Retrotopia is another lens in which to see another possible future, but to take hold of that, as a global society, does require a lot of humility. Relinquishing our hold on the dream of endless progress and being more powerful than Nature itself is going to be very psychically disturbing on a very large scale.

9/9/16, 7:31 PM

pygmycory said...
JMG, I could write it from the perspective of a gondorian academic, possibly supposedly coauthored by someone like Arwen or a Mirkwood elf. That could work, and it would be fun to make references to academic disputes that don't exist. If I do, I'll let you know when I put it up.

9/9/16, 8:13 PM

jessi thompson said...
For the actual survivalist bunkers, it might make sense to talk about the wars over who got to hold the bunkers as successive groups take them. But that would be a part of the dystopian future where we collapse quickly and everyone fails to make the transition, not Mr. Greer's narrative.

9/9/16, 9:35 PM

Hammer said...
JMG, I will miss Retrotopia because it gives me a break from thinking about the disastrous hardships of the future.

It's a weekly ritual: every wednesday night I go to the Archdruid report, and if the post is non-Retrotopia, I read it and worry about how the future is going to be so bad. Throughout the next day I feel empty and sad.

Then on Thursday I read one or two older posts from a few years ago, and become intrigued and interested, and my fear disappears. And the process repeats next week.

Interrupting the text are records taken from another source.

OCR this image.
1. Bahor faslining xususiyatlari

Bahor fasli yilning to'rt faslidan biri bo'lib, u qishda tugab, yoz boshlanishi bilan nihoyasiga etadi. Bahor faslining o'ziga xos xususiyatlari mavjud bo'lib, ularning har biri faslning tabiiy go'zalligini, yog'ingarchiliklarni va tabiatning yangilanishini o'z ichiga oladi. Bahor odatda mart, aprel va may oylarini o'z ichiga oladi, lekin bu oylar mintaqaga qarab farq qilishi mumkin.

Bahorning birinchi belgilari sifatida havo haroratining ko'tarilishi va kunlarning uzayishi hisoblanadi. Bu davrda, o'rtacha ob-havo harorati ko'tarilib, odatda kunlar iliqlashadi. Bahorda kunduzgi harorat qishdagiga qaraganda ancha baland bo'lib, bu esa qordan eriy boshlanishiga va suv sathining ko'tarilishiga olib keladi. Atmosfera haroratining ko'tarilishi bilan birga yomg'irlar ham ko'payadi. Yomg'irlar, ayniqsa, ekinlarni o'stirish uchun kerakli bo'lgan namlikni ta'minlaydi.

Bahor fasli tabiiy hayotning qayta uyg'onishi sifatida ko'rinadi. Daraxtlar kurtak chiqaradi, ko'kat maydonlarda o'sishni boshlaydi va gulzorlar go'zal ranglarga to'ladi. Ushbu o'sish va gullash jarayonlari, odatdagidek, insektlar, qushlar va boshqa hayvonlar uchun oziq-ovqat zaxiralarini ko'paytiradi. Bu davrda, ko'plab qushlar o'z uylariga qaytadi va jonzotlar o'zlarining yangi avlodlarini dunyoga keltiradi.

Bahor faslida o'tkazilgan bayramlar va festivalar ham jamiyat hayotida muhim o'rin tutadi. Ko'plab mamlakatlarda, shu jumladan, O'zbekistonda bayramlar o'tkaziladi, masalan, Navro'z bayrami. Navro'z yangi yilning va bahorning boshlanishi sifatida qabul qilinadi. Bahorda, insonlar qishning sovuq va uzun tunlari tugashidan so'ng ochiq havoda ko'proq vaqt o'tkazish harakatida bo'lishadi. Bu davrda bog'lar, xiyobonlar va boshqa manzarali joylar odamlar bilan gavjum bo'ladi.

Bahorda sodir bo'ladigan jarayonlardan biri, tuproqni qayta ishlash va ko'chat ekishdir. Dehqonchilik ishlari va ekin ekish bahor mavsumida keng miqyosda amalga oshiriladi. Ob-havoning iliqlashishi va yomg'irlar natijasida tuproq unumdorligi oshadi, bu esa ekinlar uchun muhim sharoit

With Retrotopia I gained some relief every other week, but now it's gone. Actually I wonder whether this is a good thing. I'll get over my initial fears more quickly, and then I can start planning and acquiring the knowledge I need.


When I first joined, you said there are 5 stages of adjusting to the prospect of the real future, and the first one could be compared to the death of a family member.

Yet I only experience that feeling every Thursday for a few hours, and it's only as strong as the death of a pet fish, if I had one.

I have been in a bubble of privilege for my entire life and have never experienced any hardships. The most difficult thing that ever happened to me is adjusting to a college lifestyle, and that was solved in a few days.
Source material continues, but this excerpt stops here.